En Diputados, Agustín Rossi ya trabaja con una agenda novedosa. No presidirá una bancada sino un interbloque. Espera contar con la ayuda siempre intrigante de Sergio Massa desde la presidencia de la Cámara. Massa ya se ocupó de desbaratar una avanzada de José Luis Gioja que pretendía esa posición.
Anabel Fernández Sagasti aguarda la bendición de Cristina Fernández para liderar el bloque de senadores kirchneristas. Es una decisión dirimente para las aspiraciones de Carlos Caserio. Y del proto-albertismo en la Cámara Alta.
Marcos Peña consulta en estas horas a algunos politólogos afines sobre el nuevo desafío de Cambiemos: cómo transformar la coalición inórganica que impulsó la recuperación de Macri en una estructura de funcionamiento normado.
El radicalismo se ha lanzado a dos disputas simultáneas. Mario Negri aspira a conducir la oposición en Diputados. Sus allegados dicen que ya tiene 32 de los 47 votos radicales necesarios. Alfredo Cornejo también llega al Congreso con aspiración de liderazgo. Gerardo Morales permanece hiperactivo en Buenos Aires. Con una prórroga previsible de los plazos, la UCR deberá renovar sus autoridades en marzo del año entrante.

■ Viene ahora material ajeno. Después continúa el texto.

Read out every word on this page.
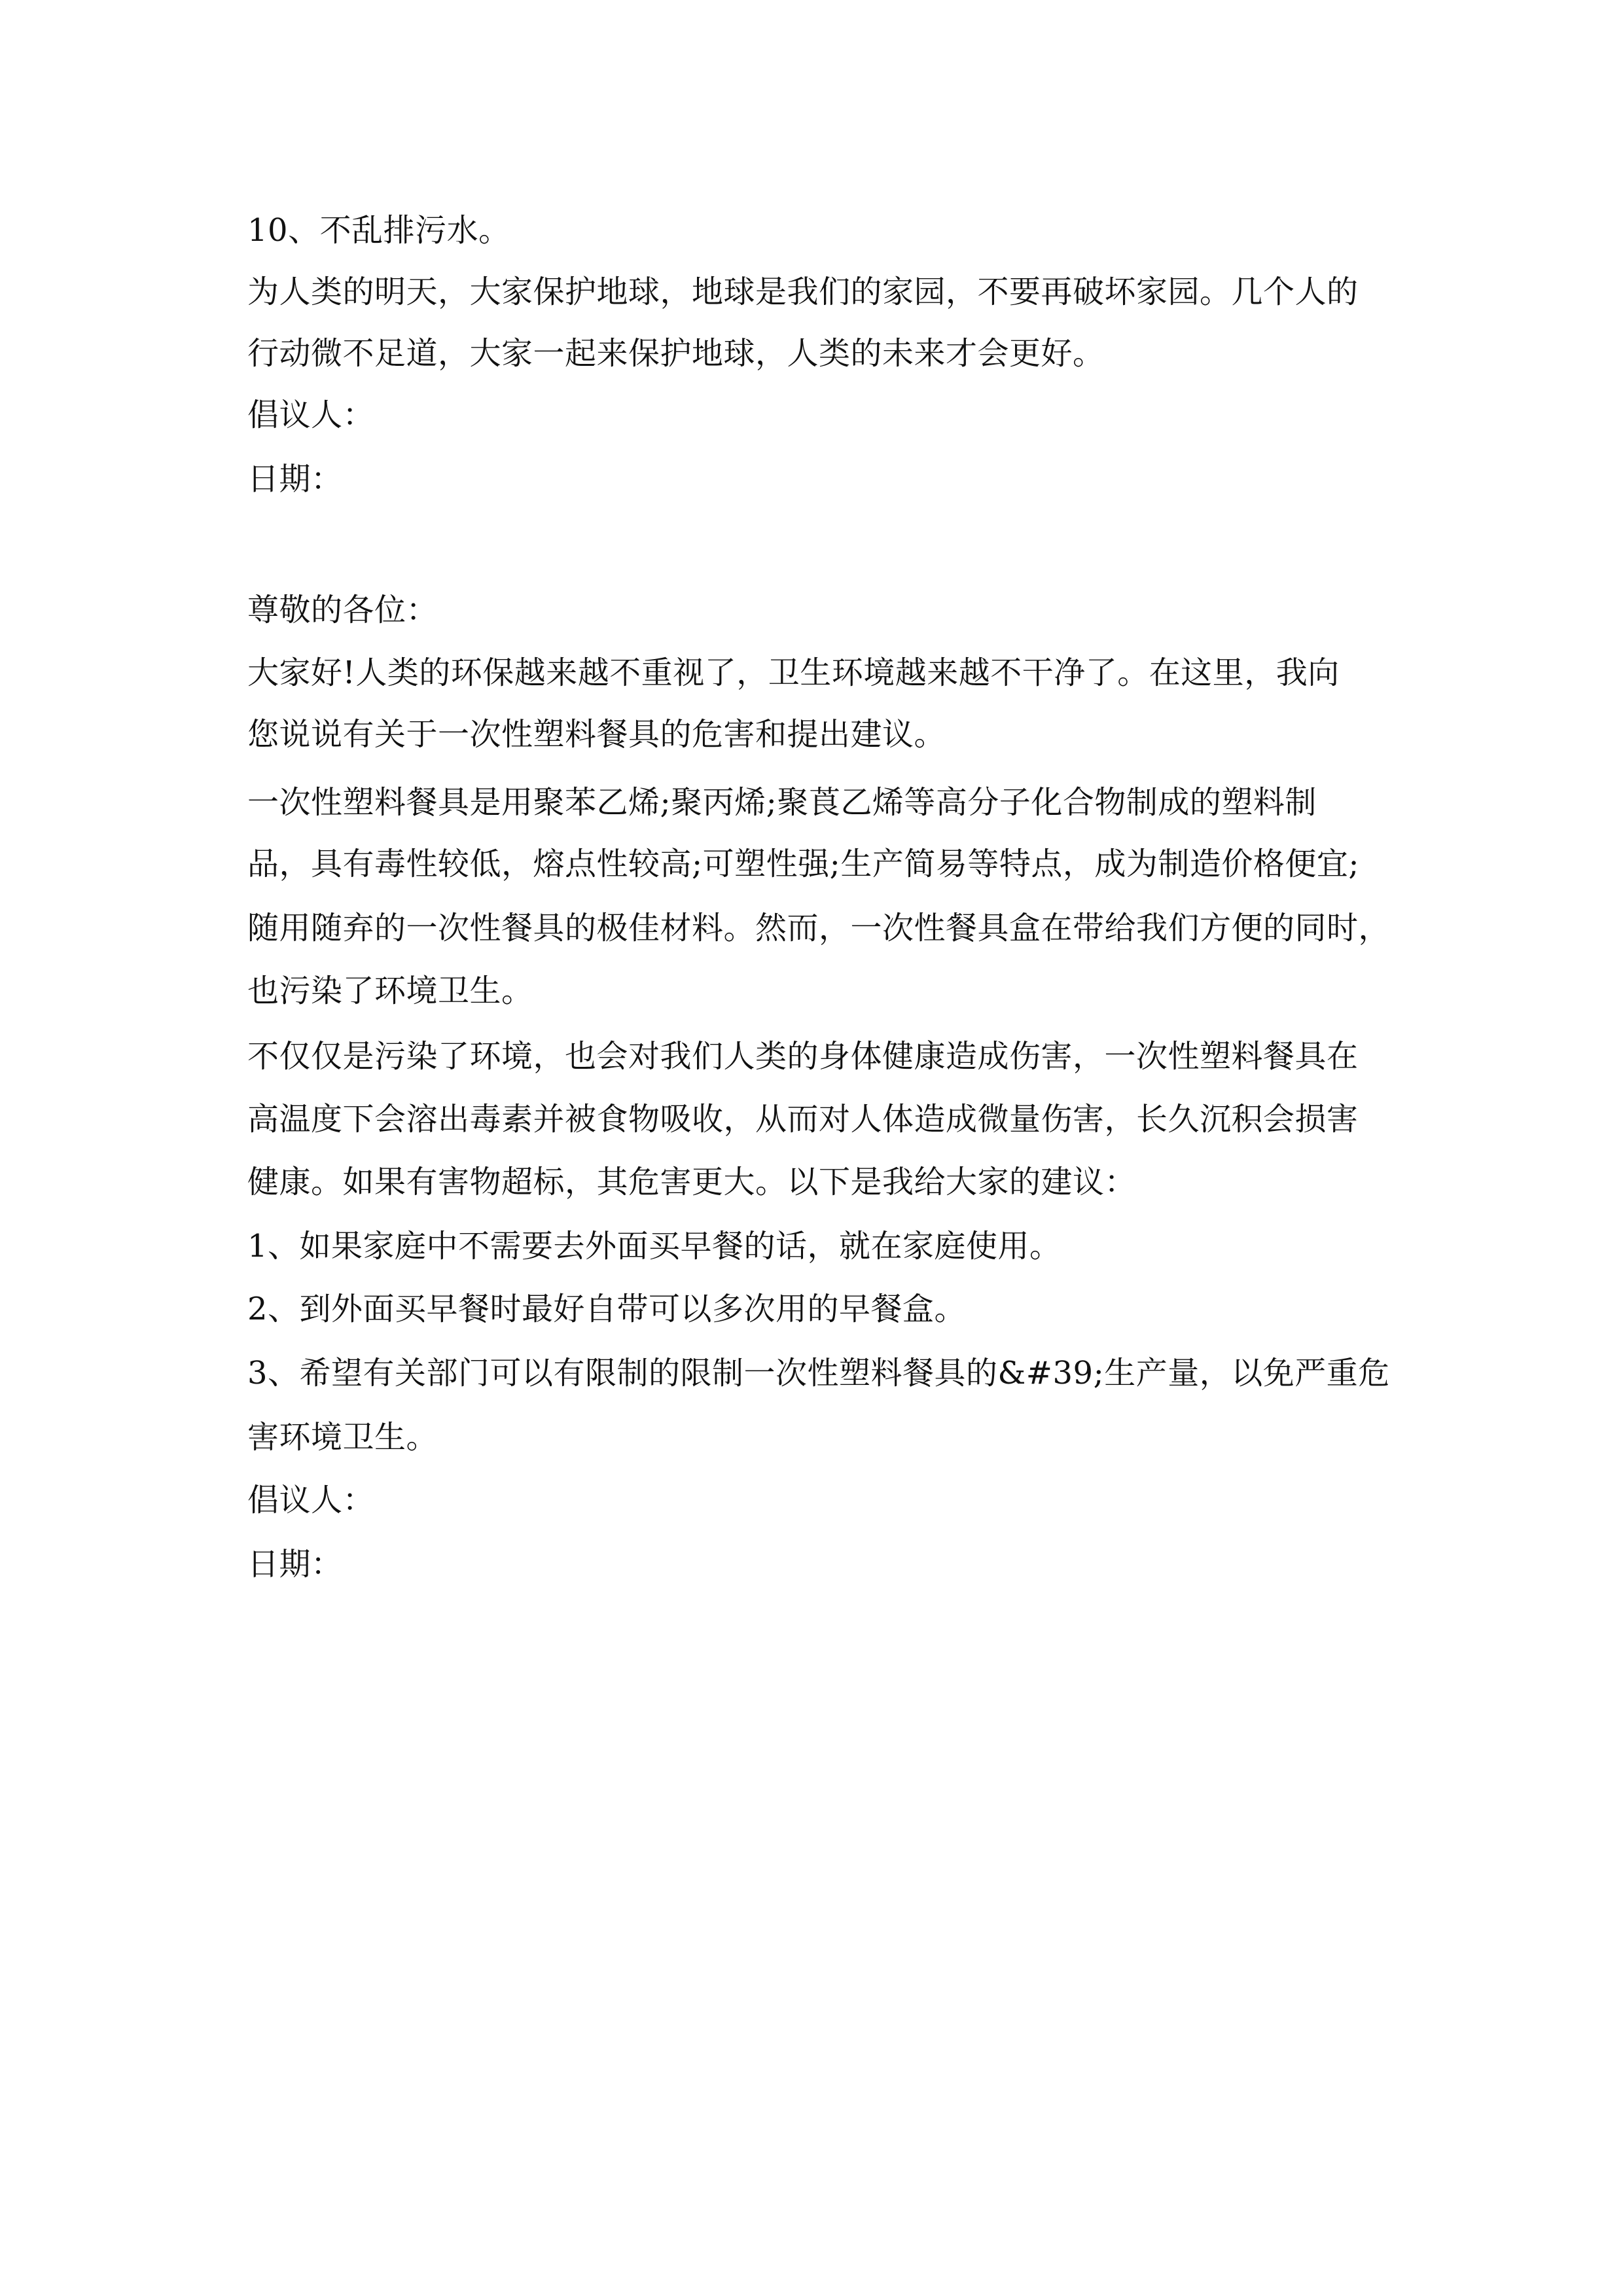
10、不乱排污水。
为人类的明天，大家保护地球，地球是我们的家园，不要再破坏家园。几个人的
行动微不足道，大家一起来保护地球，人类的未来才会更好。
倡议人：
日期：
尊敬的各位：
大家好!人类的环保越来越不重视了，卫生环境越来越不干净了。在这里，我向
您说说有关于一次性塑料餐具的危害和提出建议。
一次性塑料餐具是用聚苯乙烯;聚丙烯;聚莨乙烯等高分子化合物制成的塑料制
品，具有毒性较低，熔点性较高;可塑性强;生产简易等特点，成为制造价格便宜;
随用随弃的一次性餐具的极佳材料。然而，一次性餐具盒在带给我们方便的同时，
也污染了环境卫生。
不仅仅是污染了环境，也会对我们人类的身体健康造成伤害，一次性塑料餐具在
高温度下会溶出毒素并被食物吸收，从而对人体造成微量伤害，长久沉积会损害
健康。如果有害物超标，其危害更大。以下是我给大家的建议：
1、如果家庭中不需要去外面买早餐的话，就在家庭使用。
2、到外面买早餐时最好自带可以多次用的早餐盒。
3、希望有关部门可以有限制的限制一次性塑料餐具的&#39;生产量，以免严重危
害环境卫生。
倡议人：
日期：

Elisa Carrió deja el Parlamento con un bloque propio ampliado. Maximiliano Ferraro lo conducirá. Pero es un dirigente que responde ciento por ciento a la fundadora de la Coalición Civica. Carrió seguirá presente.
La tensión soterrada que se observa en Diputados tiene una fundamentación aritmética. Las bancas quedaron distribuidas en dos agregados volátiles que suman el 90% de la Cámara. El 10% restante son 25 diputados que pueden volcar el fiel de la balanza. Allí están las cuatro bancas que responden a Juan Schiaretti.
Todos afilan sus armas para una transición de vuelo corto. Con la nueva composición del Congreso no habrá margen para derrumbar la Constitución vigente. No es para nada un dato menor. Pero al frustrarse una reforma de pretensión hegemónica, debería abrirse el espacio para otros acuerdos.
Esos consensos podrían explorarse para respaldar con una legitimidad amplia las reformas más complejas. Pero las primeras señales del nuevo oficialismo han sido otras. Más proclives a articular pactos con estructuras corporativas de larga trayectoria en el país.
El presidente electo priorizó en su agenda el sondeo de un acuerdo de precios y salarios. Y con los gobernadores, para equilibrar la endeblez del federalismo fiscal. Una empresa de la que desconfía siempre la provincia de Buenos Aires, ahora conducida por Axel Kicillof.
Esa otra tensión subyacente expresa una opción de hierro que se le presenta a Alberto Fernández.
Si decidiese innovar con cierta autonomía, le sería más propicio articular un acuerdo con Macri que le garantice mayorías estables. Al menos hasta la elección de medio término. Si se recuesta en la identidad con Cristina, a esos acuerdos deberá comprarlos en las corporaciones del país real.
En el improbable primer caso -Argentina, año cero- sería toda una novedad de la elección la mutua necesidad de los duelistas. En el segundo, el triunfo de la inercia que prosternó al país.
Cambiemos tuvo de inicio un diagnóstico adecuado de la crisis. Fracasó en la construcción política para superarla. El nuevo oficialismo ha demostrado eficiencia en la construcción de una alternativa.
Todas las dudas se centran en la certeza de su diagnóstico.